All that to say: I get why the 9-9-6 culture has gained steam. And even from the employees’ perspective it can make sense! Early employees won’t have founder-level equity1, but they’ll have enough to be meaningful in the event of an exit. And many people find meaning and friendship at work- particularly if you just moved across the country to a west-coast city that’s thousands of miles away from everyone you’ve ever known.

But for the 99% of companies that aren’t truly in a hypergrowth phase, such a culture lowers the ceiling as much as it raises the floor. Why?

  • It discourages creativity. Most people can only do a handful of hours of creative work a day. If your business isn’t in hypergrowth (but is trying to get there), your limiter is likely more creative ideas rather than more execution time. Spending those extra hours on pure execution rather than encouraging boredom will stifle your creativity.
    • As an example, I’ve worked with some incredibly talented colleagues who never learned how to scale themselves. As they accumulated more responsibilities they just worked more hours. At a certain point they physically couldn’t work more and they couldn’t keep pace with the organization. Working fewer hours would’ve forced them to develop effective systems to delegate and check in.
  • It risks burning out the team. Even if you’re somehow ok with churning 90% of the team every few years, losing your 10% of top performers can take years to recover from. Anecdotally, these people often have stronger negative reactions to decrees to work harder since they’re already pushing all they can.
  • It stops you from sprinting when it matters. If everyone is already going all out, you don’t have that extra gear to push for the big compliance deadline or upcoming customer demo. If I had seen a bear in my 12th hour of hiking I wasn’t going to be able to run away no matter how much I wanted to.
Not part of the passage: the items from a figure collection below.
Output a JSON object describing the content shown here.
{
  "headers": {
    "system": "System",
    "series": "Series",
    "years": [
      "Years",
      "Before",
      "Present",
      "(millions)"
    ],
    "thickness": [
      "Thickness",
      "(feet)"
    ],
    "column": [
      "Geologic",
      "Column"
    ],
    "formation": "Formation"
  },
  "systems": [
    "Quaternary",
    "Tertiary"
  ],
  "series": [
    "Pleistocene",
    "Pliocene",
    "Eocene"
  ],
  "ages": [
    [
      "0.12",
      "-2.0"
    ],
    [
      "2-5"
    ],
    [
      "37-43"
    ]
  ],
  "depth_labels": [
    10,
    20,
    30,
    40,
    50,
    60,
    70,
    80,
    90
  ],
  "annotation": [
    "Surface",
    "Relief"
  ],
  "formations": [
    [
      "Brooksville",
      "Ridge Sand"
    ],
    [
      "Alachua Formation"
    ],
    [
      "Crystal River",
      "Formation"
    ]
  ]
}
Beyond the business case, I also just think it’s wrong at a personal level. Meeting your partner or life-long friends is often the most valuable thing you can get out of your 20s and 30s, but most people don’t meet them at work. Instead, I think for some people work can almost be a retreat to something that they know and are good at, rather than a scary arena with unknown rules. But you don’t get better at making friends or dating by avoiding it.

Rather than building a team of people who constantly work long hours, I’d rather build a team of people that deeply care. The truth is, most of these people will work longer hours than normal. But they’re intentionally choosing how and when to work, and have shaped their routines accordingly. Maybe they’re logging off to go for a run every afternoon but still thinking about work in the shower. Or maybe they’re leaving early to see their kids’ soccer practice every Monday and checking Slack when they get back. They work hard because they care about it and get value out of it, not because they’re performing to an arbitrary standard2. Those are the kind of people I want to work with.

  1. This assumes the company exits in a standard way. With some of the acqui-hire deal structures the valley is using now where payouts for early employees are not guaranteed, this starts to look downright predatory. 

  2. A common excuse is that measuring how much someone cares is much more difficult than tracking hours spent in the office, which is ~trivial. But if you’re not willing to spend time figuring out who your top performers are, you’re probably not going to make it anyways.